5. Significance and Future Directions

• Enabling PQC Migration: This tool provides the essential first step for Post-Quantum Cryptography (PQC) migration by automating the creation of a Cryptographic Bill of Materials (CBOM).
• Privacy-Preserving Security: It proves that high-accuracy security analysis can be performed entirely on-premises, addressing a major barrier to adopting AI in enterprise security.
• Practical Utility: The approach reduces the manual workload for security teams, allowing them to focus on high-priority vulnerabilities rather than scanning thousands of packages.
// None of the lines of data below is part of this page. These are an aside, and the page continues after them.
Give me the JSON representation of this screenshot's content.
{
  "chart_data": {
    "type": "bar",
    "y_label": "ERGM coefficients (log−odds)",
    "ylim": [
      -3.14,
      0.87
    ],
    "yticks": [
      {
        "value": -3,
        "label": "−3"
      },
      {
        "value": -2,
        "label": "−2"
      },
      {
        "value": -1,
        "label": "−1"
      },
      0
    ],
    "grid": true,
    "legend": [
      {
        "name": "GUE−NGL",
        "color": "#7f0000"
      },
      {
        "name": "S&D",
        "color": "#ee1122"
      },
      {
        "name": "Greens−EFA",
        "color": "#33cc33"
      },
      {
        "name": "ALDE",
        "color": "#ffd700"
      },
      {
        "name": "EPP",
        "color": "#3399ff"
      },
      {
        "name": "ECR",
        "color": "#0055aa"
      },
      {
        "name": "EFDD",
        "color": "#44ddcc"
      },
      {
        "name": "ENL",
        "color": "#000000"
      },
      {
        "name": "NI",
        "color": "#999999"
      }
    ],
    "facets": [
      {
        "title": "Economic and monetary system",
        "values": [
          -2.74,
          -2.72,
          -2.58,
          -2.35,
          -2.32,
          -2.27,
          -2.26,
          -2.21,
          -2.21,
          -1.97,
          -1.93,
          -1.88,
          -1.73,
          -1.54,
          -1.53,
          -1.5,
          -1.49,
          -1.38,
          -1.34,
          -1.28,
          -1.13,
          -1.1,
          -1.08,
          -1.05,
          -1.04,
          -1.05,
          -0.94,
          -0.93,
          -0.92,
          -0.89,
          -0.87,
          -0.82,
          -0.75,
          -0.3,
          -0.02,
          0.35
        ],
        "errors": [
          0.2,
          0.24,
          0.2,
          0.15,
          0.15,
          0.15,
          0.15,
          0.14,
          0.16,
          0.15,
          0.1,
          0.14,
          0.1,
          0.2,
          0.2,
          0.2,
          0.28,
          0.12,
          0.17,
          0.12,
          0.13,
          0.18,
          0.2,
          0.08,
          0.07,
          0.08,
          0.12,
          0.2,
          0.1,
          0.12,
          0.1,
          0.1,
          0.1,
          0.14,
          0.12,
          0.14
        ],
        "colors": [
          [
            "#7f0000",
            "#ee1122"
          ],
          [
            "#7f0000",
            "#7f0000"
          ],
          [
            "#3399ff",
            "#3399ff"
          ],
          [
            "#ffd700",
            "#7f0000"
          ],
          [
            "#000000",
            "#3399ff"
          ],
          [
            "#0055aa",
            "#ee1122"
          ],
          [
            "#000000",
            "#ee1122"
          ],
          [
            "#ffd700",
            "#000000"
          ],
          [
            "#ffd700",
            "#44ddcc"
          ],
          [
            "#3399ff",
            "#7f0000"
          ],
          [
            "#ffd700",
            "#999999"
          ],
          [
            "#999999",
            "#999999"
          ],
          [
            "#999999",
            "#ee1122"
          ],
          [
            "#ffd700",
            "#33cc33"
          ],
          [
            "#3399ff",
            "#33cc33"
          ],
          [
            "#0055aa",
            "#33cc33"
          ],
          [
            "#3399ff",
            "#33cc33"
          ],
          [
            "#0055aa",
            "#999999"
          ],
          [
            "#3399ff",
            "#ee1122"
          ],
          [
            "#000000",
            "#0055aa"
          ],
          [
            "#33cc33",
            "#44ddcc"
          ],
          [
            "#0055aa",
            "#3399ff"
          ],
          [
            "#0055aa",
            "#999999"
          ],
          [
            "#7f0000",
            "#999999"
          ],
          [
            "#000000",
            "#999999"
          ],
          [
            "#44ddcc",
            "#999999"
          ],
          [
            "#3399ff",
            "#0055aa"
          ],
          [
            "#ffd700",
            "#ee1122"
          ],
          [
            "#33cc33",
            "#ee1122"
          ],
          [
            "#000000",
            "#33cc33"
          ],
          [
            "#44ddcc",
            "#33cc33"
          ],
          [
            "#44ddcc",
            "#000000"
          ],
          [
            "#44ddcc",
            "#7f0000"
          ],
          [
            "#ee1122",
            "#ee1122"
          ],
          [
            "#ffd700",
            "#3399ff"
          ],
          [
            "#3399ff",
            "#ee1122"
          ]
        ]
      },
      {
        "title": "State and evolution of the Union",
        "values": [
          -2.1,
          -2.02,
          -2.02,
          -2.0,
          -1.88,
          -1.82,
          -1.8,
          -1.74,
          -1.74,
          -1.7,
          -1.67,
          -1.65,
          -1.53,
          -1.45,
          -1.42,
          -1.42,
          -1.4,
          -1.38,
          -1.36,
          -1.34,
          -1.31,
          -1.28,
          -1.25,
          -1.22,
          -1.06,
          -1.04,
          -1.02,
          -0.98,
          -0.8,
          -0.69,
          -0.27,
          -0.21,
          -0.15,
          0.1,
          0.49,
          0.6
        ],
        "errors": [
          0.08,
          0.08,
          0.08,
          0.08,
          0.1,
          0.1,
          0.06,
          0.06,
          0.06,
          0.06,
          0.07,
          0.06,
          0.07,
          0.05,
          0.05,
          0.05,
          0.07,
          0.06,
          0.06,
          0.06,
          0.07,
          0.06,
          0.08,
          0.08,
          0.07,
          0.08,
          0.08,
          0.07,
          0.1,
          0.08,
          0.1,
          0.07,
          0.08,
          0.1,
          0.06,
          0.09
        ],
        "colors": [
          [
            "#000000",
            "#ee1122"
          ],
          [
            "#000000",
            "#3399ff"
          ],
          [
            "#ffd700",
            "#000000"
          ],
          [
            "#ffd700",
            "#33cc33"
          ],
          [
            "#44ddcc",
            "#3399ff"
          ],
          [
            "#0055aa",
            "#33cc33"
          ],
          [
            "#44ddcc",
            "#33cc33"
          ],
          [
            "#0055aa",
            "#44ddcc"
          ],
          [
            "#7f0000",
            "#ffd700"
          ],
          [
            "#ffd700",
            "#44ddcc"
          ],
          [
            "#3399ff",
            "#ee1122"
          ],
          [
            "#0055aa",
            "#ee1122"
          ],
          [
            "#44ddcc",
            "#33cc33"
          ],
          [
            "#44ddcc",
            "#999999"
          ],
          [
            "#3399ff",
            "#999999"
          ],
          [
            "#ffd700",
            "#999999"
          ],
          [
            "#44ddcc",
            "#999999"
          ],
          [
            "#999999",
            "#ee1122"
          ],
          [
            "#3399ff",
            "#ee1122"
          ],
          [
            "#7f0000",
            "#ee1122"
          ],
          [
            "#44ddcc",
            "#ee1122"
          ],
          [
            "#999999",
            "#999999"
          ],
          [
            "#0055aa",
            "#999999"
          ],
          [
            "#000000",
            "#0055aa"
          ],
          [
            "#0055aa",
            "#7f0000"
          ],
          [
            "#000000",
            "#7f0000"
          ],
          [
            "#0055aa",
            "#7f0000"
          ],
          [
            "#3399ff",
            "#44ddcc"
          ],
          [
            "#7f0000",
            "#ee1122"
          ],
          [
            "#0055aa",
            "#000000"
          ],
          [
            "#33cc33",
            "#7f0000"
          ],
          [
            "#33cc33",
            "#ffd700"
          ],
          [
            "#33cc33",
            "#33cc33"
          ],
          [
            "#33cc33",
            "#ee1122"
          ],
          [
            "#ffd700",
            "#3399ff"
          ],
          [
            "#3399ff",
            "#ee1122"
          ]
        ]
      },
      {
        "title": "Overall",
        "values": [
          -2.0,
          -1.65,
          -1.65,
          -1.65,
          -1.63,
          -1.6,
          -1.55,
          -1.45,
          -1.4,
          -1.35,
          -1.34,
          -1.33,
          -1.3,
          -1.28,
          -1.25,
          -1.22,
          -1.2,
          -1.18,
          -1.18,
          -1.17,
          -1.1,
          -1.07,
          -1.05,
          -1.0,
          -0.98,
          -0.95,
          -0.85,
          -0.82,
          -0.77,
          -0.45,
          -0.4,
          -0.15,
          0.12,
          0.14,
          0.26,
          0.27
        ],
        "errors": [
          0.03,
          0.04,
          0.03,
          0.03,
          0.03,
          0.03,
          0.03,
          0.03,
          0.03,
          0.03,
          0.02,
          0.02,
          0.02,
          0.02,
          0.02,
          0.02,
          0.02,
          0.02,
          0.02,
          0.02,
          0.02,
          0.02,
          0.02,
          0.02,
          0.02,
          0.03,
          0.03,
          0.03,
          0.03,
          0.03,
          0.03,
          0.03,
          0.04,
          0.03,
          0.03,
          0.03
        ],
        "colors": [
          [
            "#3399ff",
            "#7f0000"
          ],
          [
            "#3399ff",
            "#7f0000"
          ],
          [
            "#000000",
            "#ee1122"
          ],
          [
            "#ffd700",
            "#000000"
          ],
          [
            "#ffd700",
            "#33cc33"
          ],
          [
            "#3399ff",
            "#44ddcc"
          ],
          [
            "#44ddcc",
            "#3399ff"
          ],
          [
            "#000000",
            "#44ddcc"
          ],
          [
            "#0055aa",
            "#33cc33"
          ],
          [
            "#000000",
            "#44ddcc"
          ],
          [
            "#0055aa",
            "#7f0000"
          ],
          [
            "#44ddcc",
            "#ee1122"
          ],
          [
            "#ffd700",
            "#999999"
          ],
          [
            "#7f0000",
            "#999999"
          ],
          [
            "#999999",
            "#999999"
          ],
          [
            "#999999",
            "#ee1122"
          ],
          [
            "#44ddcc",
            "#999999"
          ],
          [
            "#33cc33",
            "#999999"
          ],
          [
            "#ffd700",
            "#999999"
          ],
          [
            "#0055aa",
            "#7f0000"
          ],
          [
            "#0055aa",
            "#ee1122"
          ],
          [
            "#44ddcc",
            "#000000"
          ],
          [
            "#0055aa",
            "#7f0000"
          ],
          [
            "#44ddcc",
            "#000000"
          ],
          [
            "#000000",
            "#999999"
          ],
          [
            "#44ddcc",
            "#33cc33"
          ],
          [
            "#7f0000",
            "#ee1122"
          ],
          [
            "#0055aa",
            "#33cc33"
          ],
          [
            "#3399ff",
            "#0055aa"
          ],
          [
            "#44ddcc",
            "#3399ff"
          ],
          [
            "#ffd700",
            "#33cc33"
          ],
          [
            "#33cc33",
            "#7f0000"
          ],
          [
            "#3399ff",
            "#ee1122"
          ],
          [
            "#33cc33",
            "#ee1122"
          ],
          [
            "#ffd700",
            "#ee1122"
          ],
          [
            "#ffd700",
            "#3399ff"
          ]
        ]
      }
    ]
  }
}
• Future Work: The authors plan to extend the framework to extract specific cryptographic primitives (e.g., identifying RSA vs. ECC) and integrate the tool into a broader automated asset discovery framework.

In conclusion, the paper demonstrates that collaborative local LLMs, when properly optimized and aggregated, offer a robust, privacy-compliant, and highly effective solution for detecting cryptographically relevant software in complex enterprise environments.